Sometimes, if we've worked hard and consistently, good work happens, but not without the inevitable failures – the bad drawings that litter the studio floor and line the trash cans, as well as the paintings that no one ever sees whilst they make their journey from our easel to the landfill – that cause us to not only doubt our choice of vocation, but even our personal value. Indeed, being truly authentic in our work is one of the greatest obstacles that an artist must face. It certainly is for me. When I took up art again after a hiatus almost twenty years ago, I went through periods where I was terrified to go into my studio for fear of facing the demons that were in there. I still feel that way sometimes and only through sheer will and dogged persistence do I keep working.

Someone asked me once, "How do you know if you're an artist?"

I replied, "Try as hard as you can not to be an artist and then you'll know."

Friday, July 14, 2017

Waiting On Sunday (oil on canvas, 2017)



When I was eight years old, prompted by a short-lived interest in pirates, I borrowed a copy of Robert Louis Stevenson’s “Treasure Island”, illustrated by N. C. Wyeth, from my local public library. I was immediately enamored by the images that punctuated the story.

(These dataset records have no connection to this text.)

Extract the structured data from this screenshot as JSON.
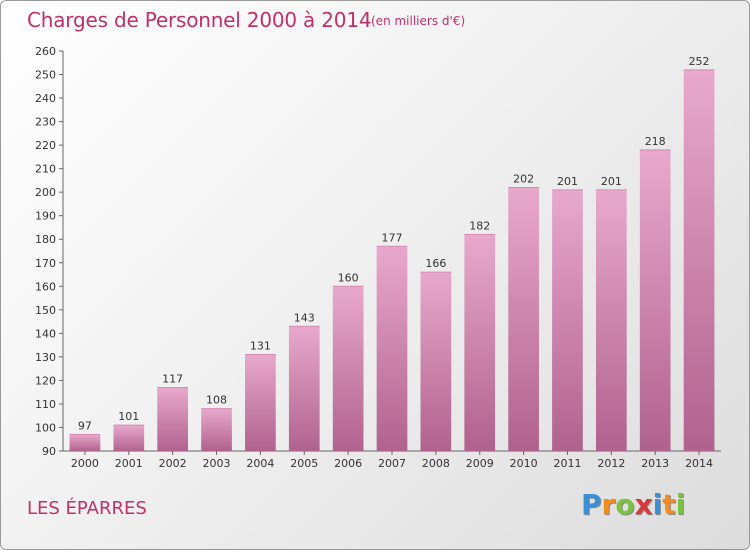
{
  "title": "Charges de Personnel 2000 à 2014",
  "subtitle": "(en milliers d'€)",
  "commune": "LES ÉPARRES",
  "logo": {
    "letters": [
      "P",
      "r",
      "o",
      "x",
      "i",
      "t",
      "i"
    ],
    "colors": [
      "#3a8fd6",
      "#f28c1e",
      "#7cc242",
      "#d63a3a",
      "#3a8fd6",
      "#f28c1e",
      "#7cc242"
    ]
  },
  "colors": {
    "accent": "#c0306a",
    "bar_top": "#e8a8cc",
    "bar_bottom": "#b0628e"
  },
  "chart_data": {
    "type": "bar",
    "categories": [
      "2000",
      "2001",
      "2002",
      "2003",
      "2004",
      "2005",
      "2006",
      "2007",
      "2008",
      "2009",
      "2010",
      "2011",
      "2012",
      "2013",
      "2014"
    ],
    "values": [
      97,
      101,
      117,
      108,
      131,
      143,
      160,
      177,
      166,
      182,
      202,
      201,
      201,
      218,
      252
    ],
    "title": "Charges de Personnel 2000 à 2014",
    "xlabel": "",
    "ylabel": "",
    "ylim": [
      90,
      260
    ],
    "yticks": [
      90,
      100,
      110,
      120,
      130,
      140,
      150,
      160,
      170,
      180,
      190,
      200,
      210,
      220,
      230,
      240,
      250,
      260
    ],
    "grid": false,
    "data_labels": true
  }
}
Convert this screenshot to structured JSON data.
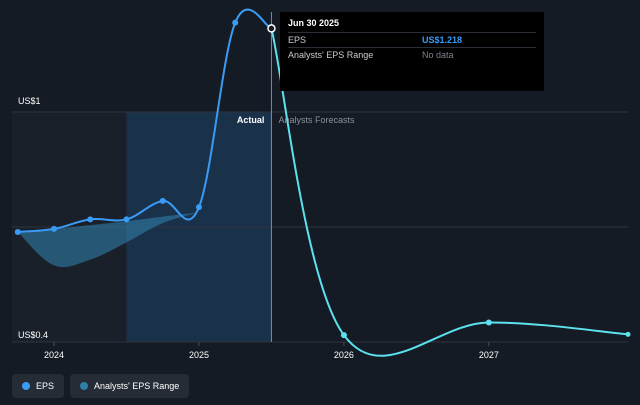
{
  "tooltip": {
    "date": "Jun 30 2025",
    "rows": [
      {
        "label": "EPS",
        "value": "US$1.218"
      },
      {
        "label": "Analysts' EPS Range",
        "value": "No data"
      }
    ]
  },
  "labels": {
    "actual": "Actual",
    "forecasts": "Analysts Forecasts"
  },
  "legend": [
    {
      "label": "EPS",
      "color": "#3a9bf5"
    },
    {
      "label": "Analysts' EPS Range",
      "color": "#2f7fa8"
    }
  ],
  "chart_data": {
    "type": "line",
    "y_tick_labels": [
      "US$1",
      "US$0.4"
    ],
    "ylim": [
      0.4,
      1.0
    ],
    "xlim": [
      2023.71,
      2027.96
    ],
    "x_ticks": [
      2024,
      2025,
      2026,
      2027
    ],
    "x_tick_labels": [
      "2024",
      "2025",
      "2026",
      "2027"
    ],
    "actual_cutoff": 2025.5,
    "past_shade_start": 2024.5,
    "grid": true,
    "legend_position": "bottom-left",
    "series": [
      {
        "name": "EPS",
        "color": "#3a9bf5",
        "forecast_color": "#5ce1ee",
        "points": [
          {
            "x": 2023.75,
            "y": 0.687
          },
          {
            "x": 2024.0,
            "y": 0.695
          },
          {
            "x": 2024.25,
            "y": 0.72
          },
          {
            "x": 2024.5,
            "y": 0.72
          },
          {
            "x": 2024.75,
            "y": 0.768
          },
          {
            "x": 2025.0,
            "y": 0.752
          },
          {
            "x": 2025.25,
            "y": 1.233
          },
          {
            "x": 2025.5,
            "y": 1.218
          },
          {
            "x": 2026.0,
            "y": 0.418
          },
          {
            "x": 2027.0,
            "y": 0.451
          },
          {
            "x": 2027.96,
            "y": 0.42
          }
        ]
      },
      {
        "name": "Analysts' EPS Range",
        "color": "#2f7fa8",
        "upper": [
          {
            "x": 2023.75,
            "y": 0.687
          },
          {
            "x": 2024.0,
            "y": 0.695
          },
          {
            "x": 2024.25,
            "y": 0.705
          },
          {
            "x": 2024.5,
            "y": 0.715
          },
          {
            "x": 2024.75,
            "y": 0.727
          },
          {
            "x": 2025.0,
            "y": 0.738
          }
        ],
        "lower": [
          {
            "x": 2023.75,
            "y": 0.687
          },
          {
            "x": 2024.0,
            "y": 0.6
          },
          {
            "x": 2024.25,
            "y": 0.615
          },
          {
            "x": 2024.5,
            "y": 0.66
          },
          {
            "x": 2024.75,
            "y": 0.71
          },
          {
            "x": 2025.0,
            "y": 0.738
          }
        ]
      }
    ]
  }
}
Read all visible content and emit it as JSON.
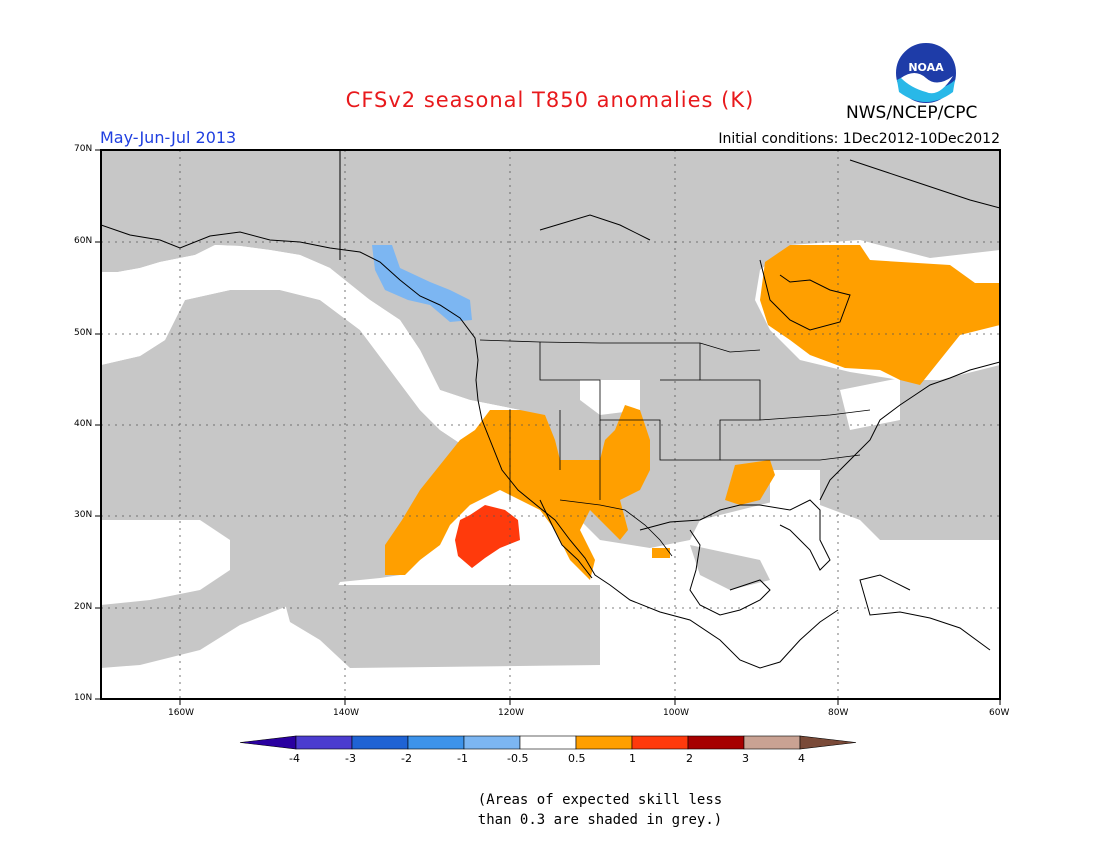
{
  "title": "CFSv2 seasonal T850 anomalies (K)",
  "period": "May-Jun-Jul 2013",
  "initial_conditions": "Initial conditions: 1Dec2012-10Dec2012",
  "agency": "NWS/NCEP/CPC",
  "logo_text": "NOAA",
  "lat_labels": [
    "70N",
    "60N",
    "50N",
    "40N",
    "30N",
    "20N",
    "10N"
  ],
  "lon_labels": [
    "160W",
    "140W",
    "120W",
    "100W",
    "80W",
    "60W"
  ],
  "colorbar": {
    "labels": [
      "-4",
      "-3",
      "-2",
      "-1",
      "-0.5",
      "0.5",
      "1",
      "2",
      "3",
      "4"
    ],
    "colors": [
      "#2a00a0",
      "#4b3ccf",
      "#1f63d4",
      "#3d93ea",
      "#7cb6f2",
      "#ffffff",
      "#ff9f00",
      "#ff3a0c",
      "#a60000",
      "#c9a293",
      "#7a4a38"
    ]
  },
  "note_lines": [
    "(Areas of expected skill less",
    "than 0.3 are shaded in grey.)"
  ],
  "colors": {
    "grey_skill": "#c7c7c7",
    "warm_05_1": "#ff9f00",
    "warm_1_2": "#ff3a0c",
    "cool_05_1": "#7cb6f2"
  }
}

My favorite was the one of the blind pirate, Old Pew, ambulating down a path in the moonlight with his probing cane extended out in front of him as he gropes in the darkness for his missing comrades and his tricorne, which sits in the foreground in the lower right corner. It’s a brilliant painting, perfectly composed and executed with admirable skill, but what captivated me the most was the emotions that the image was able to elicit from me as I gazed at it.

Visual arts can communicate myriad messages, concepts and ideas. They can educate and inform, entertain, shock, inspire, move us to think differently or take action, preserve the past or predict the future. For me, though, (and this, admittedly, is my personal bias) the most important function that art serves is to manifest the complexities of one’s feelings and emotions as something tangible, to be shared with others and to preserve those ephemeral and intangible abstractions indefinitely.

The arrangement of the forms, the color and value choices, the means by which the work is executed, the subject (or lack thereof), if executed with skill and sensitivity, can have the power of the greatest poetry and lead us to the sublime. (If you’ve ever stood in front of a painting and been moved to tears as I have, you may know exactly what I mean.) A lofty aspiration, to be sure, but that is what beckons me out to the studio each and every day.